Katty menggeliat dan mendekatkan dirinya secara naluri mencari kehangatan dari tubuh Sev. Lelaki itu mengerang. Dan kemesraan itu pun berlanjut. Sangat berbeda dengan gairah meledak-ledak semalam. Pagi itu Sev begitu lembut dan sabar membimbing Katty melalui puncak-puncak gairah yang baru dikenalnya. Sev bisa sangat sabar membiarkan Katty mereguk semua dengan rakus sebelum akhirnya dia memuaskan gairahnya sendiri.

Mereka sarapan seperti biasa di teras yang bermandikan sinar mentari pagi. Dalam euforia bentuk baru hubungan keduanya Katty seperti berjalan di atas awan dan tak sanggup memikirkan satu pun jenis menu pagi itu. Membiarkan Sev menyiapkan segalanya. Dan telur orak-arik, daging asap, dan seteko kopi kental buatan Sev tak sanggup dinikmatinya dengan layak.

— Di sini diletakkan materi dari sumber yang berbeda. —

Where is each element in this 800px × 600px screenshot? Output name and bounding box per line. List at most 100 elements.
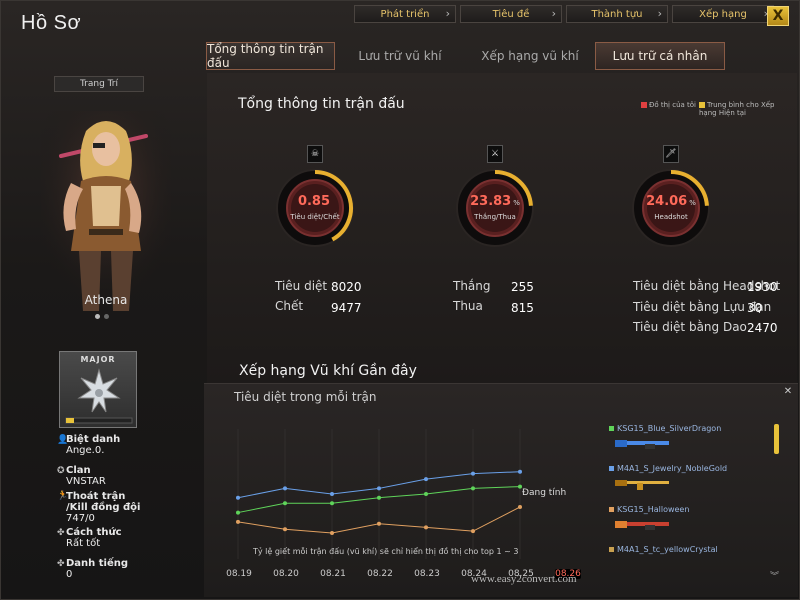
info-value: VNSTAR (66, 476, 106, 487)
rifle-icon (615, 480, 669, 490)
tab-weapon-archive[interactable]: Lưu trữ vũ khí (335, 42, 465, 70)
top-nav: Phát triển › Tiêu đề › Thành tựu › Xếp hạng… (354, 5, 774, 23)
topnav-label: Tiêu đề (492, 8, 530, 20)
scrollbar-thumb[interactable] (774, 424, 779, 454)
gauge-caption: Tiêu diệt/Chết (290, 213, 340, 221)
data-point (330, 531, 334, 535)
info-playstyle: ✤Cách thức Rất tốt (57, 527, 122, 549)
left-panel: Trang Trí Athena MAJOR 👤Biệt danh Ange.0… (11, 71, 201, 591)
gauge-unit: % (513, 199, 520, 207)
stat-grenade-value: 30 (747, 301, 763, 315)
weapon-name: KSG15_Halloween (617, 505, 690, 514)
topnav-titles[interactable]: Tiêu đề › (460, 5, 562, 23)
gear-icon: ✤ (57, 528, 65, 538)
skull-icon: ☠ (307, 145, 323, 163)
legend-swatch (640, 102, 647, 108)
data-point (283, 501, 287, 506)
topnav-label: Thành tựu (591, 8, 643, 20)
character-pager (95, 314, 109, 319)
shotgun-icon (615, 521, 669, 530)
stat-losses-value: 815 (511, 301, 534, 315)
tab-match-overview[interactable]: Tổng thông tin trận đấu (206, 42, 335, 70)
weapon-item[interactable]: KSG15_Blue_SilverDragon (609, 424, 721, 450)
topnav-achievements[interactable]: Thành tựu › (566, 5, 668, 23)
weapon-item[interactable]: M4A1_S_Jewelry_NobleGold (609, 464, 727, 490)
rank-badge: MAJOR (59, 351, 137, 428)
info-nickname: 👤Biệt danh Ange.0. (57, 434, 120, 456)
data-point (283, 527, 287, 532)
weapon-swatch (609, 547, 614, 552)
info-label: Clan (66, 465, 91, 476)
weapon-item[interactable]: KSG15_Halloween (609, 505, 689, 531)
info-value: Ange.0. (66, 445, 105, 456)
data-point (377, 486, 381, 491)
stat-deaths-label: Chết (275, 299, 304, 313)
swords-icon: ⚔ (487, 145, 503, 163)
close-icon[interactable]: ✕ (783, 387, 793, 397)
recent-weapon-chart-panel: Tiêu diệt trong mỗi trận ✕ 08.19 08.20 08.… (204, 383, 798, 597)
topnav-ranking[interactable]: Xếp hạng › (672, 5, 774, 23)
weapon-swatch (609, 466, 614, 471)
gauge-caption: Thắng/Thua (474, 213, 516, 221)
character-portrait (41, 111, 171, 311)
pager-dot[interactable] (104, 314, 109, 319)
info-value: 747/0 (66, 513, 95, 524)
gauge-value: 0.85 (275, 194, 355, 209)
recent-title: Xếp hạng Vũ khí Gần đây (239, 363, 417, 379)
topnav-label: Phát triển (380, 8, 430, 20)
legend-mine: Đồ thị của tôi (640, 101, 696, 117)
gauge-kd: 0.85 Tiêu diệt/Chết (275, 168, 355, 248)
weapon-swatch (609, 426, 614, 431)
line-chart (236, 429, 522, 559)
decor-button[interactable]: Trang Trí (54, 76, 144, 92)
tab-personal-archive[interactable]: Lưu trữ cá nhân (595, 42, 725, 70)
data-point (471, 529, 475, 534)
tab-weapon-ranking[interactable]: Xếp hạng vũ khí (465, 42, 595, 70)
weapon-name: M4A1_S_Jewelry_NobleGold (617, 464, 728, 473)
chevron-down-icon[interactable]: ︾ (770, 569, 779, 582)
gauge-value: 23.83% (455, 194, 535, 209)
legend-average: Trung bình cho Xếp hạng Hiện tại (699, 101, 791, 117)
x-tick-label: 08.23 (414, 569, 440, 579)
data-point (377, 521, 381, 526)
pager-dot[interactable] (95, 314, 100, 319)
stat-losses-label: Thua (453, 299, 483, 313)
character-name: Athena (84, 293, 128, 307)
legend-label: Đồ thị của tôi (648, 101, 696, 109)
data-point (330, 501, 334, 506)
watermark: www.easy2convert.com (471, 573, 577, 585)
stat-knife-label: Tiêu diệt bằng Dao (633, 320, 747, 334)
gauge-number: 24.06 (646, 194, 688, 209)
data-point (518, 505, 522, 509)
legend-swatch (699, 102, 705, 108)
data-point (236, 519, 240, 524)
stat-wins-value: 255 (511, 280, 534, 294)
gauge-caption: Headshot (654, 213, 688, 221)
stat-wins-label: Thắng (453, 279, 491, 293)
gauge-unit: % (689, 199, 696, 207)
data-point (330, 492, 334, 496)
weapon-swatch (609, 507, 614, 512)
info-quit-teamkill: 🏃 Thoát trận /Kill đồng đội 747/0 (57, 491, 140, 524)
stat-deaths-value: 9477 (331, 301, 362, 315)
shotgun-icon (615, 440, 669, 449)
close-button[interactable]: X (767, 6, 789, 26)
weapon-item[interactable]: M4A1_S_tc_yellowCrystal (609, 545, 718, 554)
gauge-headshot: 24.06% Headshot (631, 168, 711, 248)
data-point (471, 486, 475, 491)
star-medal-icon (65, 368, 133, 424)
stat-kills-value: 8020 (331, 280, 362, 294)
data-point (236, 495, 240, 500)
gauge-number: 23.83 (470, 194, 512, 209)
chevron-right-icon: › (657, 7, 662, 20)
info-value: Rất tốt (66, 538, 101, 549)
gauge-value: 24.06% (631, 194, 711, 209)
info-label: Cách thức (66, 527, 122, 538)
weapon-name: M4A1_S_tc_yellowCrystal (617, 545, 718, 554)
chevron-right-icon: › (551, 7, 556, 20)
knife-icon: 🗡 (663, 145, 679, 163)
x-tick-label: 08.21 (320, 569, 346, 579)
data-point (236, 510, 240, 515)
topnav-development[interactable]: Phát triển › (354, 5, 456, 23)
x-tick-label: 08.22 (367, 569, 393, 579)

“Bajuku tak pernah terlihat seseksi sekarang,” komentar Sev mengomentari Katty yang mengenakan salah satu kemeja sutra milik Sev.

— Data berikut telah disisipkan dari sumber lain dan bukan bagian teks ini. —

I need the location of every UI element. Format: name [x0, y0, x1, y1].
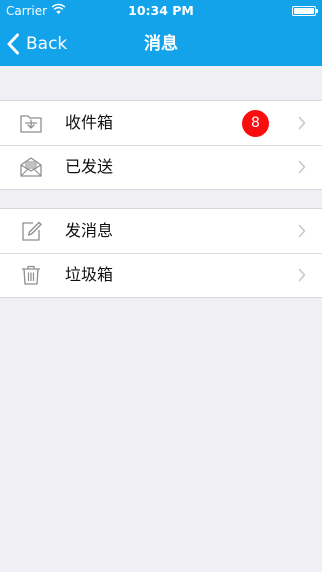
menu-item-inbox[interactable]: 收件箱 8	[0, 101, 322, 145]
compose-icon	[22, 221, 42, 241]
page-title: 消息	[144, 34, 178, 54]
sent-mail-icon	[20, 157, 42, 177]
inbox-icon	[20, 115, 42, 133]
chevron-right-icon	[298, 160, 306, 174]
menu-item-trash[interactable]: 垃圾箱	[0, 253, 322, 297]
status-time: 10:34 PM	[128, 3, 194, 18]
menu-item-sent[interactable]: 已发送	[0, 145, 322, 189]
menu-item-label: 发消息	[65, 221, 114, 240]
menu-group-actions: 发消息 垃圾箱	[0, 208, 322, 298]
unread-count-badge: 8	[242, 110, 269, 137]
menu-item-label: 已发送	[65, 157, 114, 176]
status-bar: Carrier 10:34 PM	[0, 0, 322, 22]
menu-item-label: 垃圾箱	[65, 265, 114, 284]
messages-screen: Carrier 10:34 PM Back 消息 收件箱 8 已发送 发消息 垃…	[0, 0, 322, 572]
chevron-right-icon	[298, 116, 306, 130]
navigation-bar: Back 消息	[0, 22, 322, 66]
trash-icon	[22, 265, 40, 285]
menu-item-compose[interactable]: 发消息	[0, 209, 322, 253]
chevron-right-icon	[298, 224, 306, 238]
top-bar: Carrier 10:34 PM Back 消息	[0, 0, 322, 66]
menu-group-mailboxes: 收件箱 8 已发送	[0, 100, 322, 190]
chevron-right-icon	[298, 268, 306, 282]
battery-icon	[292, 6, 318, 16]
menu-item-label: 收件箱	[65, 113, 114, 132]
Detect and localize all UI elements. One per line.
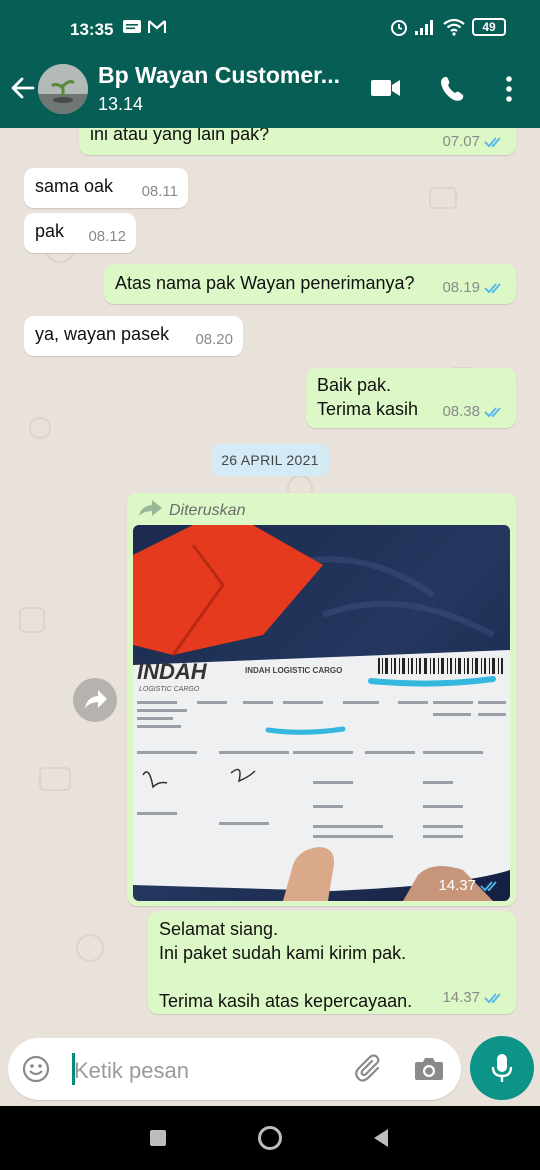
wifi-icon [443,18,465,36]
message-text: pak [35,221,65,241]
attach-icon[interactable] [354,1054,384,1084]
date-separator: 26 APRIL 2021 [211,444,329,476]
message-bubble-outgoing[interactable]: Baik pak. Terima kasih 08.38 [306,368,516,428]
message-bubble-outgoing[interactable]: Selamat siang. Ini paket sudah kami kiri… [148,911,516,1014]
message-bubble-outgoing[interactable]: Atas nama pak Wayan penerimanya? 08.19 [104,264,516,304]
read-receipt-icon [484,282,501,293]
message-text: ya, wayan pasek [35,324,170,344]
contact-avatar[interactable] [38,64,88,114]
message-bubble-incoming[interactable]: pak 08.12 [24,213,136,253]
message-bubble-incoming[interactable]: sama oak 08.11 [24,168,188,208]
battery-icon: 49 [472,18,506,36]
message-time: 08.20 [195,331,233,348]
camera-icon[interactable] [414,1056,444,1082]
voice-record-button[interactable] [470,1036,534,1100]
message-notification-icon [123,20,141,33]
message-time: 08.19 [442,279,480,296]
signal-icon [415,20,433,35]
chat-header: Bp Wayan Customer... 13.14 [0,50,540,128]
receipt-brand: INDAH [137,659,208,684]
message-text: ini atau yang lain pak? [90,128,270,144]
alarm-icon [391,20,407,36]
gmail-notification-icon [148,20,166,33]
share-arrow-icon [85,690,107,708]
forward-shortcut-button[interactable] [73,678,117,722]
read-receipt-icon [480,880,497,891]
home-button[interactable] [258,1126,282,1150]
composer: Ketik pesan [0,1034,540,1106]
emoji-icon[interactable] [22,1055,50,1083]
status-time: 13:35 [70,20,114,39]
back-arrow-icon[interactable] [10,75,36,101]
message-time: 14.37 [442,989,480,1006]
receipt-title: INDAH LOGISTIC CARGO [245,666,342,675]
forwarded-icon [139,500,162,516]
voice-call-icon[interactable] [438,75,466,103]
image-message-bubble[interactable]: Diteruskan INDAH LOGISTIC CARGO INDAH LO… [127,493,516,906]
read-receipt-icon [484,406,501,417]
message-time: 08.38 [442,403,480,420]
recents-button[interactable] [150,1130,166,1146]
read-receipt-icon [484,136,501,147]
system-navigation-bar [0,1106,540,1170]
back-nav-icon[interactable] [372,1128,390,1148]
image-meta: 14.37 [438,877,502,894]
message-text: Atas nama pak Wayan penerimanya? [115,273,415,293]
message-time: 08.11 [141,183,178,200]
message-text: sama oak [35,176,114,196]
read-receipt-icon [484,992,501,1003]
forwarded-label: Diteruskan [169,502,246,519]
contact-name[interactable]: Bp Wayan Customer... [98,62,348,89]
video-call-icon[interactable] [370,75,402,101]
message-bubble-outgoing[interactable]: ini atau yang lain pak? 07.07 [79,128,516,155]
status-bar: 13:35 49 [0,0,540,50]
chat-area[interactable]: ini atau yang lain pak? 07.07 sama oak 0… [0,128,540,1034]
more-options-icon[interactable] [504,75,514,103]
message-bubble-incoming[interactable]: ya, wayan pasek 08.20 [24,316,243,356]
microphone-icon [491,1054,513,1082]
receipt-photo-image: INDAH LOGISTIC CARGO INDAH LOGISTIC CARG… [133,525,510,901]
message-text: Selamat siang. Ini paket sudah kami kiri… [159,919,413,1011]
message-time: 14.37 [438,877,476,894]
battery-level: 49 [482,20,496,34]
message-time: 07.07 [442,133,480,150]
receipt-subbrand: LOGISTIC CARGO [139,686,200,693]
message-time: 08.12 [88,228,126,245]
message-text: Baik pak. Terima kasih [317,375,419,419]
message-input[interactable]: Ketik pesan [8,1038,461,1100]
forwarded-photo[interactable]: INDAH LOGISTIC CARGO INDAH LOGISTIC CARG… [133,525,510,901]
contact-last-seen: 13.14 [98,94,144,114]
message-input-placeholder: Ketik pesan [74,1058,189,1083]
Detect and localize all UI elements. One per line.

Katty memandang Sev yang hanya mengenakan jeans. Dadanya yang telanjang tampak begitu menggoda. Dan Katty merona mengingat apa yang telah dilakukannya terhadap bulu-bulu gelap di dada lelaki itu. Sev tertawa seolah membaca pikiran Katty.

“Kau berpengaruh buruk bagiku, Sev,” gerutu Katty. “Aku tak tahu apakah hari ini aku akan sanggup melanjutkan pekerjaanku dengan konsentrasi kacau seperti ini,” gerutunya yang disambut oleh gelak tawa Sev.